OC Media talked to Zviad Kakteladze, owner of one of Tbilisi’s pawnshops. He believes that such inspections and other measures are an orchestrated attempt to undermine the pawnshops.

‘There is a campaign to shut down pawnshops and let the banks take over. I barely manage to earn my living. My pawnshop is my only source of income. How will I go on living if all of this continues?’ Kakteladze said.

Kakteladze admits that it is indeed plausible that pawnshops accept items without necessary documentation, but notes that the difficult economic situation in Georgia is to blame.

‘The situation in the country needs to improve.

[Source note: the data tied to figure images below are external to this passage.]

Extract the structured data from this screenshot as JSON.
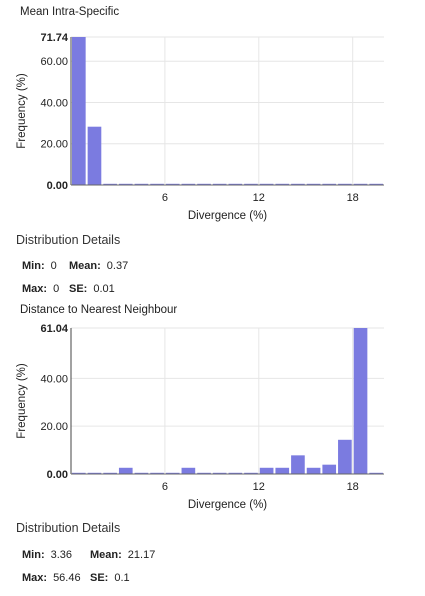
{
  "chart_data": [
    {
      "type": "bar",
      "title": "Mean Intra-Specific",
      "xlabel": "Divergence (%)",
      "ylabel": "Frequency (%)",
      "xlim": [
        0,
        20
      ],
      "ylim": [
        0,
        71.74
      ],
      "bin_width": 1,
      "x_ticks": [
        6,
        12,
        18
      ],
      "x_tick_labels": [
        "6",
        "12",
        "18"
      ],
      "y_ticks": [
        0,
        20,
        40,
        60,
        71.74
      ],
      "y_tick_labels": [
        "0.00",
        "20.00",
        "40.00",
        "60.00",
        "71.74"
      ],
      "values": [
        71.74,
        28.26,
        0,
        0,
        0,
        0,
        0,
        0,
        0,
        0,
        0,
        0,
        0,
        0,
        0,
        0,
        0,
        0,
        0,
        0
      ],
      "bar_color": "#7b7be0",
      "grid": true
    },
    {
      "type": "bar",
      "title": "Distance to Nearest Neighbour",
      "xlabel": "Divergence (%)",
      "ylabel": "Frequency (%)",
      "xlim": [
        0,
        20
      ],
      "ylim": [
        0,
        61.04
      ],
      "bin_width": 1,
      "x_ticks": [
        6,
        12,
        18
      ],
      "x_tick_labels": [
        "6",
        "12",
        "18"
      ],
      "y_ticks": [
        0,
        20,
        40,
        61.04
      ],
      "y_tick_labels": [
        "0.00",
        "20.00",
        "40.00",
        "61.04"
      ],
      "values": [
        0,
        0,
        0,
        2.6,
        0,
        0,
        0,
        2.6,
        0,
        0,
        0,
        0,
        2.6,
        2.6,
        7.8,
        2.6,
        3.9,
        14.3,
        61.04,
        0
      ],
      "bar_color": "#7b7be0",
      "grid": true
    }
  ],
  "details": [
    {
      "heading": "Distribution Details",
      "min_label": "Min:",
      "min": "0",
      "mean_label": "Mean:",
      "mean": "0.37",
      "max_label": "Max:",
      "max": "0",
      "se_label": "SE:",
      "se": "0.01"
    },
    {
      "heading": "Distribution Details",
      "min_label": "Min:",
      "min": "3.36",
      "mean_label": "Mean:",
      "mean": "21.17",
      "max_label": "Max:",
      "max": "56.46",
      "se_label": "SE:",
      "se": "0.1"
    }
  ]
}
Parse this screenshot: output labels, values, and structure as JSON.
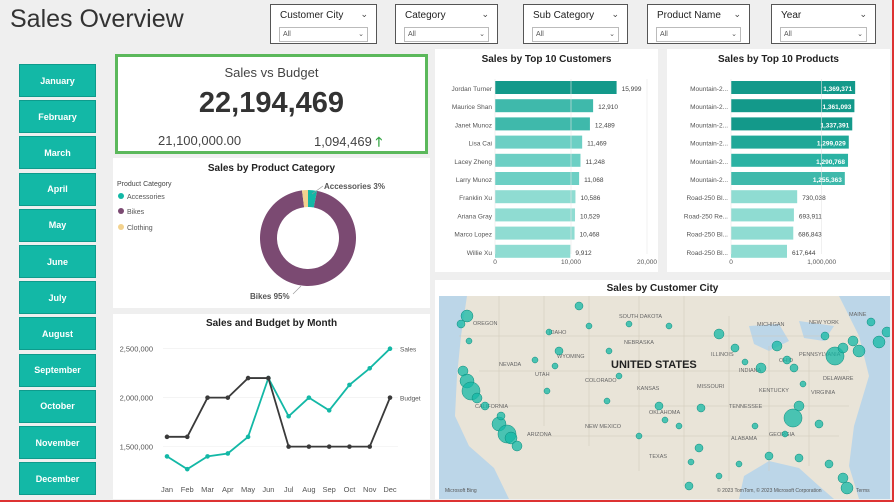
{
  "title": "Sales Overview",
  "slicers": [
    {
      "label": "Customer City",
      "value": "All"
    },
    {
      "label": "Category",
      "value": "All"
    },
    {
      "label": "Sub Category",
      "value": "All"
    },
    {
      "label": "Product Name",
      "value": "All"
    },
    {
      "label": "Year",
      "value": "All"
    }
  ],
  "months": [
    "January",
    "February",
    "March",
    "April",
    "May",
    "June",
    "July",
    "August",
    "September",
    "October",
    "November",
    "December"
  ],
  "kpi": {
    "title": "Sales vs Budget",
    "value": "22,194,469",
    "budget": "21,100,000.00",
    "delta": "1,094,469",
    "arrow": "🡑"
  },
  "category_chart": {
    "title": "Sales by Product Category",
    "legend_title": "Product Category",
    "legend": [
      "Accessories",
      "Bikes",
      "Clothing"
    ],
    "label_accessories": "Accessories 3%",
    "label_bikes": "Bikes 95%"
  },
  "colors": {
    "accent": "#13b8a6",
    "bikes": "#7b4a72",
    "clothing": "#f3d28e",
    "budget": "#3a3a3a",
    "kpi_border": "#5bb85b"
  },
  "customers_chart": {
    "title": "Sales by Top 10 Customers",
    "ticks": [
      "0",
      "10,000",
      "20,000"
    ]
  },
  "products_chart": {
    "title": "Sales by Top 10 Products",
    "ticks": [
      "0",
      "1,000,000"
    ]
  },
  "line_chart": {
    "title": "Sales and Budget by Month",
    "yticks": [
      "2,500,000",
      "2,000,000",
      "1,500,000"
    ],
    "months": [
      "Jan",
      "Feb",
      "Mar",
      "Apr",
      "May",
      "Jun",
      "Jul",
      "Aug",
      "Sep",
      "Oct",
      "Nov",
      "Dec"
    ],
    "sales_label": "Sales",
    "budget_label": "Budget"
  },
  "map_chart": {
    "title": "Sales by Customer City",
    "country": "UNITED STATES",
    "states": [
      "OREGON",
      "IDAHO",
      "WYOMING",
      "SOUTH DAKOTA",
      "NEBRASKA",
      "NEVADA",
      "UTAH",
      "COLORADO",
      "KANSAS",
      "MISSOURI",
      "CALIFORNIA",
      "ARIZONA",
      "NEW MEXICO",
      "OKLAHOMA",
      "TENNESSEE",
      "TEXAS",
      "ALABAMA",
      "GEORGIA",
      "ILLINOIS",
      "INDIANA",
      "OHIO",
      "KENTUCKY",
      "VIRGINIA",
      "MICHIGAN",
      "NEW YORK",
      "PENNSYLVANIA",
      "DELAWARE",
      "MAINE"
    ],
    "copyright": "© 2023 TomTom, © 2023 Microsoft Corporation",
    "terms": "Terms",
    "brand": "Microsoft Bing"
  },
  "chart_data": [
    {
      "type": "pie",
      "title": "Sales by Product Category",
      "categories": [
        "Accessories",
        "Bikes",
        "Clothing"
      ],
      "values": [
        3,
        95,
        2
      ]
    },
    {
      "type": "bar",
      "title": "Sales by Top 10 Customers",
      "categories": [
        "Jordan Turner",
        "Maurice Shan",
        "Janet Munoz",
        "Lisa Cai",
        "Lacey Zheng",
        "Larry Munoz",
        "Franklin Xu",
        "Ariana Gray",
        "Marco Lopez",
        "Willie Xu"
      ],
      "values": [
        15999,
        12910,
        12489,
        11469,
        11248,
        11068,
        10586,
        10529,
        10468,
        9912
      ],
      "labels": [
        "15,999",
        "12,910",
        "12,489",
        "11,469",
        "11,248",
        "11,068",
        "10,586",
        "10,529",
        "10,468",
        "9,912"
      ],
      "xlim": [
        0,
        20000
      ]
    },
    {
      "type": "bar",
      "title": "Sales by Top 10 Products",
      "categories": [
        "Mountain-2...",
        "Mountain-2...",
        "Mountain-2...",
        "Mountain-2...",
        "Mountain-2...",
        "Mountain-2...",
        "Road-250 Bl...",
        "Road-250 Re...",
        "Road-250 Bl...",
        "Road-250 Bl..."
      ],
      "values": [
        1369371,
        1361093,
        1337391,
        1299029,
        1290768,
        1255363,
        730038,
        693911,
        686843,
        617644
      ],
      "labels": [
        "1,369,371",
        "1,361,093",
        "1,337,391",
        "1,299,029",
        "1,290,768",
        "1,255,363",
        "730,038",
        "693,911",
        "686,843",
        "617,644"
      ],
      "xlim": [
        0,
        1500000
      ]
    },
    {
      "type": "line",
      "title": "Sales and Budget by Month",
      "categories": [
        "Jan",
        "Feb",
        "Mar",
        "Apr",
        "May",
        "Jun",
        "Jul",
        "Aug",
        "Sep",
        "Oct",
        "Nov",
        "Dec"
      ],
      "series": [
        {
          "name": "Sales",
          "values": [
            1400000,
            1270000,
            1400000,
            1430000,
            1600000,
            2200000,
            1810000,
            2000000,
            1870000,
            2130000,
            2300000,
            2500000
          ]
        },
        {
          "name": "Budget",
          "values": [
            1600000,
            1600000,
            2000000,
            2000000,
            2200000,
            2200000,
            1500000,
            1500000,
            1500000,
            1500000,
            1500000,
            2000000
          ]
        }
      ],
      "ylim": [
        1200000,
        2650000
      ]
    }
  ]
}
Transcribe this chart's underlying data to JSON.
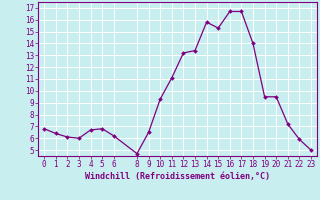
{
  "x": [
    0,
    1,
    2,
    3,
    4,
    5,
    6,
    8,
    9,
    10,
    11,
    12,
    13,
    14,
    15,
    16,
    17,
    18,
    19,
    20,
    21,
    22,
    23
  ],
  "y": [
    6.8,
    6.4,
    6.1,
    6.0,
    6.7,
    6.8,
    6.2,
    4.7,
    6.5,
    9.3,
    11.1,
    13.2,
    13.4,
    15.8,
    15.3,
    16.7,
    16.7,
    14.0,
    9.5,
    9.5,
    7.2,
    5.9,
    5.0
  ],
  "line_color": "#800080",
  "marker_color": "#800080",
  "bg_color": "#c8eef0",
  "grid_color": "#ffffff",
  "text_color": "#800080",
  "xlabel": "Windchill (Refroidissement éolien,°C)",
  "ylim_min": 4.5,
  "ylim_max": 17.5,
  "xlim_min": -0.5,
  "xlim_max": 23.5,
  "yticks": [
    5,
    6,
    7,
    8,
    9,
    10,
    11,
    12,
    13,
    14,
    15,
    16,
    17
  ],
  "xticks": [
    0,
    1,
    2,
    3,
    4,
    5,
    6,
    8,
    9,
    10,
    11,
    12,
    13,
    14,
    15,
    16,
    17,
    18,
    19,
    20,
    21,
    22,
    23
  ],
  "tick_fontsize": 5.5,
  "xlabel_fontsize": 6.0
}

If you don’t have money to buy medicine for your child, you’ll be forced to commit crimes. This includes stealing and accepting items without documents’, he added.

According to Georgia’s National Statistics Agency, legal action was taken against 1031 pawnshops in 2013. The agency estimates that the annual number of pawnshop customers in Georgia is 682,000, 18% of Georgia’s total population, amounting to loans worth ₾311 million ($123 million).

In an interview with Georgian daily Rezonansi, banking specialist Lia Eliava said that the population’s high dependence on pawnshops was alarming.


‘The government and the Central Bank need to take action, so pawnshops and other forms of shadowy banking are subject to regulations. Such an approach will eventually correct the problem and reduce the demand [for such loans]’, Eliava said.

According to separate research conducted by both Ilia State University and Georgia’s National Statistics Office, the average interest rate for loans from pawnshops is many times higher than in other financial institutions, such as microfinance organisations and commercial banks.